Last updated: Oct 09, 2024
Bar charts are useful for summarizing categorical variables. For example, you can use a
bar chart to show the number of men and the number of women who participated in a survey. You can
also use a bar chart to show the mean salary for men and the mean salary for women.
Creating a simple bar chart
- In the Chart Type section, click the Bar
icon.
The canvas updates to display a bar chart template.
- Select a categorical (nominal or ordinal) variable as the Category variable. You can use a scale variable, but the results are useful in only a few special cases. A bar chart looks best with a limited number of distinct values. If you create a bar chart with a scale Category axis, the bars are thin because each bar is drawn at an exact value, and the bar cannot overlap other continuous values.
- Select a statistic from the Summary list. The result of any statistic determines the height of the bars. If the statistic you want does not appear in the Summary list, it might require a variable. Select a variable from the Value list and check if the statistic is now available. Other chart type limitations might exist. For example, error bar charts can be calculated only for specific statistics.
- Click the Save visualization in the project control to save the visualization to the project. You can select to also Create a new asset from the visualization, provide a visualization asset name, description, and chart name.
- Click Apply to save the visualization to the project. The new visualization asset is now available under the Assets tab.
Options
- Category
- Lists variables that are available for the chart's X-axis.
- Order based on
- Select a sorting option for the categories within the variable.
- Category name
- Use the category labels for sorting the variable's categories. The labels appear in the chart, usually as tick or legend labels.
- Category value
- Use the value that is stored in the data set for sorting the variable's categories. The category's value is what identifies the category in the data set. It often differs from its label and is not necessarily descriptive. For example, the value might be a number (for example, 1), while the label is a text description of the category (for example, Female).
- Category order
- Select the order in which variable categories are sorted.
- As read
- Variable categories are presented as they appear in the data set.
- Ascending
- Sort variable categories in ascending order.
- Descending
- Sort variable categories in descending order.
- Summary
- Select a statistical summary function for the graphic element. The result of the statistic
determines the position of the graphic elements on the Y-axis. In a 2-D chart, the statistic is
calculated for each value on the X-axis. In a 3-D chart, it is calculated for the intersection of
values on the X-axis and Z-axis.Two types of statistical summary functions are available. The distinction is important because it determines whether you need to specify a Value variable.

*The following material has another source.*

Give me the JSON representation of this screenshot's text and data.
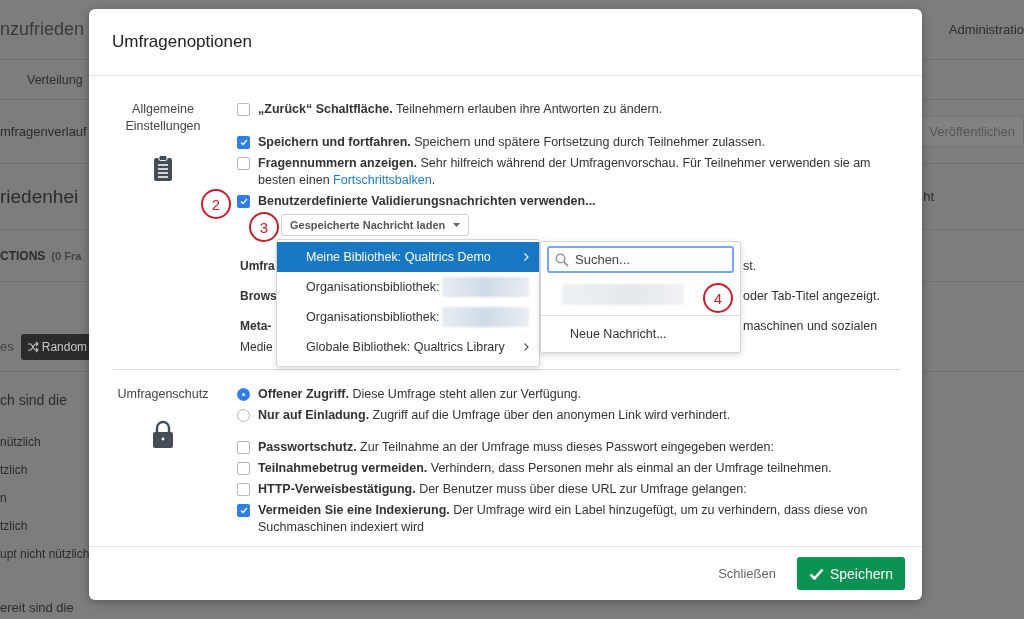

- Functions that do not require a value variable. Functions that do not require a variable. All count and percentage statistics are in this category. These statistics are available when the Value variable is not defined.
- Functions that do require a value variable. Functions that do require a Value variable. For example, the Mean function requires a variable on which the mean is calculated. These statistics are available when the Value variable is not defined.
- Value
- This field displays when a Summary function that requires a value variable, is selected. Select a variable to serve as the value.
- Split by
- Select a categorical variable that creates a table of charts, with a cell for each category in the Split by variable. Like grouping, split by variables essentially add more dimensions to your chart by displaying information for each variable category.
- Split type
- When a Split by variable is selected, you can choose to display the resulting category bars as either stacked or clustered. Clustering and stacking add dimensionality within the chart. Clustering splits one bar into multiple bars, and stacking creates segments in each bar. Be careful that you choose the right statistic for stacking. When the values are added (stacked), the result must make sense. For example, adding and stacking mean (averaged) values is not usually meaningful.
- Bar type
- Select the bar chart type from the provided options.
- X-axis
- Y-axis
- X-axis inverse
- Y-axis inverse
- Polar-angle axis
- Polar-radius axis
- Polar-rainbow
- Label position
- Select the chart's label position from the drop-down menu.
- none
- top
- left
- right
- bottom
- inside
- insideLeft
- insideRight
- insideTop
- insideBottom
- insideTopLeft
- insideBottomLeft
- insideTopRight
- insideBottomRight
- Show reference line
- The toggle control enables and disables the display of reference lines in the chart. Available options are Min, Max, and Average, which display reference lines at the chart's minimum, maximum and average values.
- Enter a reference line value
- When Show reference line is enabled, this setting provides the option of specifying a reference line value. Click Add another column to specify more reference line values.
- Transpose
- When enabled, the chart's X and Y axes are transposed.
- Primary title
- The chart title.
- Subtitle
- The chart subtitle, which is placed directly beneath the chart title.
- Footnote
- The chart footnote, which is placed beneath the chart.
- XAxis label
- The x-axis label, which is placed beneath the x-axis.
- YAxis label
- The y-axis label, which is placed above the y-axis.